EL CERRITO -- The status of cyclists on busy San Pablo Avenue turned out to be a major focus of a meeting Saturday between residents and planners who are working on plans for the city's transportation future. The thoroughfare needs to accommodate growing numbers of bicyclists and encourage walking, while maintaining adequate parking for businesses and allowing for buses and continued use by cars and trucks, said Melanie Mintz, the city's Environmental Service Division manager.
It became clear that addressing the needs of more forms of transportation in the same amount of space will involve trade-offs.
For example, El Cerrito is considering placing "buffered" bike lanes on San Pablo.
These lanes would be placed between street parking spaces and the sidewalk to separate bike riders from vehicular traffic.
The lanes would reduce accidents from drivers and passengers opening car doors in the paths of bicyclists and from vehicles running into bicyclists.
But, they would create another hazard by requiring passengers emerging from parked cars to cross the bicycle lanes to reach the sidewalk, said Garland Ellis, a resident of nearby Richmond Annex.
Ellis suggested moving bike lanes off San Pablo entirely, encouraging riders to move a block east to Stockton Street or to other side streets when travelling north and south within the city.

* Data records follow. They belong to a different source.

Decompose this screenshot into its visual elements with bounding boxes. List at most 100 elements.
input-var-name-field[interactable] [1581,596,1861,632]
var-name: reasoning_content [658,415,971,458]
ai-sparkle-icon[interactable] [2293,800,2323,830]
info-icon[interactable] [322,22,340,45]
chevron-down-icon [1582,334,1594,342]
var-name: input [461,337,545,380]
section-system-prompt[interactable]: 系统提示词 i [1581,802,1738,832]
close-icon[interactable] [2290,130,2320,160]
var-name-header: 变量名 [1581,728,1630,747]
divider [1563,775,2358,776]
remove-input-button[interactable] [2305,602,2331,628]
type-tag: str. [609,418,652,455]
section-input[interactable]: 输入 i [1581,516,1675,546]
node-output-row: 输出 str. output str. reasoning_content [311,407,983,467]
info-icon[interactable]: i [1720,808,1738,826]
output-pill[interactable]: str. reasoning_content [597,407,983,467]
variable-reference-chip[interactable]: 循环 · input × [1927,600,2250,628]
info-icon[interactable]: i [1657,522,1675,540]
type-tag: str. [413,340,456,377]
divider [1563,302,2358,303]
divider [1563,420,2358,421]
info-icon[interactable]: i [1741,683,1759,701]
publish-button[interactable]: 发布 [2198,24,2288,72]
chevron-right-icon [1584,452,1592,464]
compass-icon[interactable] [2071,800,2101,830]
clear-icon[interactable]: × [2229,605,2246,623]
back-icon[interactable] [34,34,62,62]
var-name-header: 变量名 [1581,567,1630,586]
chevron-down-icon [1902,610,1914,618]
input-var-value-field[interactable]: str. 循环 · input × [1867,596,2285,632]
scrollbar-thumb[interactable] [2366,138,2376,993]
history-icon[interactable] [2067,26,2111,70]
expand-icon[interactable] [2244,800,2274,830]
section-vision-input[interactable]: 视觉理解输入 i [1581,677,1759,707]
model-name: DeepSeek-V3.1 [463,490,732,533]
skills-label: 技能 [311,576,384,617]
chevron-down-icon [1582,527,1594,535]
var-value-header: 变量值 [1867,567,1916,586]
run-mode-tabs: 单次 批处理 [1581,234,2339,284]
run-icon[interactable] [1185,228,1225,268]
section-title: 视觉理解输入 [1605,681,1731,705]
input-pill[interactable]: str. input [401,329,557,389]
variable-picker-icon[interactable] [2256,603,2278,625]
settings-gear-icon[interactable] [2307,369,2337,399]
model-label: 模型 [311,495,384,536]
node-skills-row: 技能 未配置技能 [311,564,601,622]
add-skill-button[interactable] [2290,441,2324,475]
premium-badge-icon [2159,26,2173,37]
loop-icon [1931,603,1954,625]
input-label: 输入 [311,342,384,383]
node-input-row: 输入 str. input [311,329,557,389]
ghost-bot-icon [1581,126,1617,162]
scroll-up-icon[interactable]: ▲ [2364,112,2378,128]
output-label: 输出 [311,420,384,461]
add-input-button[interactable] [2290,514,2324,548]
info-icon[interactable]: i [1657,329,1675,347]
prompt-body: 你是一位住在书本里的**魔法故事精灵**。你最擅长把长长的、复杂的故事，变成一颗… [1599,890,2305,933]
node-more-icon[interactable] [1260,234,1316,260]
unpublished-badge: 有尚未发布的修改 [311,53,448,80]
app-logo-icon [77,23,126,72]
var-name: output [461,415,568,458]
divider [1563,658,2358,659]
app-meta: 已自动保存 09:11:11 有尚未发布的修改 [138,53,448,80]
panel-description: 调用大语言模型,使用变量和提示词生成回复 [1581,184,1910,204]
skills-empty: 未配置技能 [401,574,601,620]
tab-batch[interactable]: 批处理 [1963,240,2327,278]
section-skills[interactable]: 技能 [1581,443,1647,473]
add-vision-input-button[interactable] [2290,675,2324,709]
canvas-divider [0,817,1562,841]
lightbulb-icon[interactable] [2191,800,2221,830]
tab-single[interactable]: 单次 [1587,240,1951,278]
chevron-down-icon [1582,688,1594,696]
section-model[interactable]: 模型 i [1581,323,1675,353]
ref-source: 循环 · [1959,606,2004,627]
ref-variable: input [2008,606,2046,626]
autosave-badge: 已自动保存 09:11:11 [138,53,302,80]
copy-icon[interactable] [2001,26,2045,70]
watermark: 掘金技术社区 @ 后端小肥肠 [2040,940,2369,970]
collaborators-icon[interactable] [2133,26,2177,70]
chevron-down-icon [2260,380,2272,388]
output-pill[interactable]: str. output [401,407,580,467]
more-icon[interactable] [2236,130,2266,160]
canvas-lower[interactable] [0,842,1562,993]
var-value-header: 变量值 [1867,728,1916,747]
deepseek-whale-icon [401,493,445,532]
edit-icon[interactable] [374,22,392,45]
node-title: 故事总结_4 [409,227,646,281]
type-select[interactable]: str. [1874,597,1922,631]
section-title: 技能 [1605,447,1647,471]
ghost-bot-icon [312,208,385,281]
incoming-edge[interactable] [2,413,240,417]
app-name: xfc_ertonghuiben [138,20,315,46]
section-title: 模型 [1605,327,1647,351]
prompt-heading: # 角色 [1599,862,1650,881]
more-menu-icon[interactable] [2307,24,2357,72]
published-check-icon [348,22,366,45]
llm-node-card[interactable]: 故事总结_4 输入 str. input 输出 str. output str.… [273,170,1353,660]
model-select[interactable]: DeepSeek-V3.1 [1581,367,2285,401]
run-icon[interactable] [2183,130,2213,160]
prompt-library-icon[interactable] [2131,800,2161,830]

El Cerrito resident Rinda Wardle disagreed, saying she was really excited by the buffered lanes concept on San Pablo and that the city should make all of its streets bicycle friendly.
Wardle said she has trained her 6-year-old son and 8-year-old daughter to ride bikes at an early age rather than become dependent on automobiles.
"I'm here to give my positive input about doing without a car," Wardle said.
Residential and commercial development are also a key component of the San Pablo Avenue Specific Plan and other initiatives that aim to make El Cerrito a greener city with a tighter, more focused central core.
Breaking up long blocks, requiring variations in facades in terms of setbacks, colors and textures, and respecting existing buildings with the height and mass of new structures will be in guidelines for new construction, said Mukul Malhotra, a Berkeley-based consultant.
The city also wants to cut parking requirements for new residential units from two spaces to one space per unit to help encourage walking and use of public transit, Mintz said.
Planners favor providing tiny "pocket parks" and other smaller areas of open space within a more densely developed community, in keeping with El Cerrito's Urban Greening Plan, Malhotra said.
That goal could be more difficult to reach because most existing open parcels are very small, he said.
"There aren't many contiguous large parcels that we can draw on," Malhotra said.
Nick Arzio, who lives in a second-floor flat on San Pablo Avenue, spoke in favor of higher-density housing, especially if it makes units more affordable.
"I think teachers who work in El Cerrito should be able to afford to live here," he said.
Most participants seemed pleased by the general direction of the city's goals, including Berkeley resident Betsy Morris, who said she thinks El Cerrito is "a lovely city on a humane scale that could be more filled in and more inviting."
But Ellis and fellow Richmond Annex resident Dave Harris went against the flow, saying that although much of the west side of San Pablo Avenue is in Richmond, El Cerrito isn't paying attention to Richmond residents' concerns.
"High density is not compatible with Richmond Annex," Harris said. "Taller buildings, restricted parking for business and bike lanes badly situated for parked cars are bad ideas."
About 50 participants attended at least one of two sessions held at the El Cerrito Community Center.